University of Central Florida students and faculty place shell bags along the shoreline of Mosquito Lagoon on a Sunday in May. Living shorelines such as this one, created with oysters, grass and mangroves, may help Florida’s estuaries transition as sea levels rise. Here, University of Central Florida (News-Journal / Nigel Cook)

Once established, oysters provide habitat for birds and fish as well as a hard structure that can protect shorelines from erosion, and wind and wave energy, she said. On the shorelines Walters has developed, the oysters are the initial defenders, providing wave breaks that give the plants time to get established. Marsh grasses help protect mangrove trees, and once the mangroves are established, their intertwined roots begin trapping sediment moving in the water and gradually the surface of the soil rises.

These shorelines with oysters, marsh grass and mangroves can accumulate sediment faster than the sea level is rising in some estuaries, and may help coastal wetlands transition from one kind to another as sea levels rise.

If the water in an estuary is allowed to move naturally up a slope, the mangrove trees will follow that transitional zone, said Candy Feller, a senior scientist and mangrove expert at the Smithsonian Environmental Research Center in Maryland. “In a perfect world, they will keep pace with rising sea levels.”

The problem in Florida is that people like the land-sea margin, said Feller. “They’ve built their houses there and their seawalls and everything.”

Parkinson and others say seawalls aren’t the answer.

"You can’t just build a wall,” because Florida is built on limestone and sand, he said. “The water would just go under or behind the seawall.”

The other option Parkinson raised is withdrawal from the shoreline. It’s “the only plan that is viable in the long term,” he said. “The longer we delay making the right choices, the more difficult it is to implement a plan and the more expensive it’s going to be.”

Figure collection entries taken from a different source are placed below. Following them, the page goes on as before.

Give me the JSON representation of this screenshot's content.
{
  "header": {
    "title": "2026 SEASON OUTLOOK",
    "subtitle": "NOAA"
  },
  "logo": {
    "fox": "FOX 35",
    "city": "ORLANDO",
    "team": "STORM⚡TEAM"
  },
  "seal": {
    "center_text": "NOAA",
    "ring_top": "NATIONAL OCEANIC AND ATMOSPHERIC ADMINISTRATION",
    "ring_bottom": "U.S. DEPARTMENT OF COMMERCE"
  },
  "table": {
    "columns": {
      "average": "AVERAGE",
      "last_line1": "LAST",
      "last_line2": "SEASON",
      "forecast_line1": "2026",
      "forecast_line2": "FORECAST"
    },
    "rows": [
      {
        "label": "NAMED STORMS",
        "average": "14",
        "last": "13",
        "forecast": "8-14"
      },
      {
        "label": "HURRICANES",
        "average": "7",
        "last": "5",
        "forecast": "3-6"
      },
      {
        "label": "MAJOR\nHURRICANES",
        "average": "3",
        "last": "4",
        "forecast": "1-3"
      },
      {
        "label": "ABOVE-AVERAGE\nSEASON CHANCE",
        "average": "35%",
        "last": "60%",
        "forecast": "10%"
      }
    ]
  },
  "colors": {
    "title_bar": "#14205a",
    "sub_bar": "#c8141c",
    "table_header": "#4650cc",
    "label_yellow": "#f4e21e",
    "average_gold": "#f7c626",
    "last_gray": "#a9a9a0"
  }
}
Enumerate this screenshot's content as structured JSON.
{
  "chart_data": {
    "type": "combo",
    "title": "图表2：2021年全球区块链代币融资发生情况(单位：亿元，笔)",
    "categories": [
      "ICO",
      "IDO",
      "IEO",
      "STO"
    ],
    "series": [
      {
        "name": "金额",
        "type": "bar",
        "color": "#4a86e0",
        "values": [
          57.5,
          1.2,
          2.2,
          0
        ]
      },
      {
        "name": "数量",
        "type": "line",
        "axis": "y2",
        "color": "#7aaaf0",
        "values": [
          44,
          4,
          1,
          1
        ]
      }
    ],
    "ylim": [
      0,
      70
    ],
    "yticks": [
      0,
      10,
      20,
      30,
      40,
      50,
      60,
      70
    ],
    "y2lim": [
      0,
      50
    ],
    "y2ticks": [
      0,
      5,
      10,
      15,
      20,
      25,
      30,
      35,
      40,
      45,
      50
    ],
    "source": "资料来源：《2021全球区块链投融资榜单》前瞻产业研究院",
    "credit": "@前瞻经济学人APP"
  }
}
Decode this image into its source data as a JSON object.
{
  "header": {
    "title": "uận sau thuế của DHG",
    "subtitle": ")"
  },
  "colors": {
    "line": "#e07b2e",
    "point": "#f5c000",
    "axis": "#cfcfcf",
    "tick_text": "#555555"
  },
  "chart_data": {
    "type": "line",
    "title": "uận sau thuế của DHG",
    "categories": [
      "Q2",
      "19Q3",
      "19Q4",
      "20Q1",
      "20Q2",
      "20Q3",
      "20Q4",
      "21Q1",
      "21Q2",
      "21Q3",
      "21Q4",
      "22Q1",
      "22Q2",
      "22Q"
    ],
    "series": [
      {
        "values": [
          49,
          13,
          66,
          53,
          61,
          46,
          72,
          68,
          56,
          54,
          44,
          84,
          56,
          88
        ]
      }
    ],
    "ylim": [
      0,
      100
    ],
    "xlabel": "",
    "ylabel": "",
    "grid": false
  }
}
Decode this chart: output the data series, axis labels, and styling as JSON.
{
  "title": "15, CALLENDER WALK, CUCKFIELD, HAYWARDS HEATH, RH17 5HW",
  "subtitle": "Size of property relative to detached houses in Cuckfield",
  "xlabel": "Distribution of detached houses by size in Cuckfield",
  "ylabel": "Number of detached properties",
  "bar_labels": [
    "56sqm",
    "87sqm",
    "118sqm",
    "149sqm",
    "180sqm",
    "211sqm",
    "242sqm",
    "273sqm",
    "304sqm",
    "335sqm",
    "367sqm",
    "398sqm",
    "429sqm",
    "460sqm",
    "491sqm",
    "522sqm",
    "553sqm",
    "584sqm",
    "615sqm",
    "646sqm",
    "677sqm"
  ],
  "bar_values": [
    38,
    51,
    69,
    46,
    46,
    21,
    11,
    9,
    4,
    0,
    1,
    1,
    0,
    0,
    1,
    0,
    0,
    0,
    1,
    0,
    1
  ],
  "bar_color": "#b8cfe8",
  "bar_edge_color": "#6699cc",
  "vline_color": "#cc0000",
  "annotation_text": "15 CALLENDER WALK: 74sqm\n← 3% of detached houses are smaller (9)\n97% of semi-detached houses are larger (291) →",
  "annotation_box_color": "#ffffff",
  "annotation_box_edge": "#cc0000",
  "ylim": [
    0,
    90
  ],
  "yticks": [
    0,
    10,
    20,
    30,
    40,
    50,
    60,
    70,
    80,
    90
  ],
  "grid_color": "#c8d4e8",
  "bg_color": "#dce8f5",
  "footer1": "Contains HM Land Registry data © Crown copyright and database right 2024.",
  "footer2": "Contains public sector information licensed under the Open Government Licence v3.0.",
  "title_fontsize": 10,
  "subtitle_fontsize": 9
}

As DeFreese travels along the Indian River Lagoon, he said he’s beginning to see evidence of change in attitudes toward preparing for long-term sea level rise.

Widder, however, said she still sees too much “head in the sand thinking.”

“This is just going to be catastrophic for us,” she said. “Florida is so vulnerable. For us not to be anticipating the kinds of problems that we’re going to be facing is shortsighted and damaging to all of us.”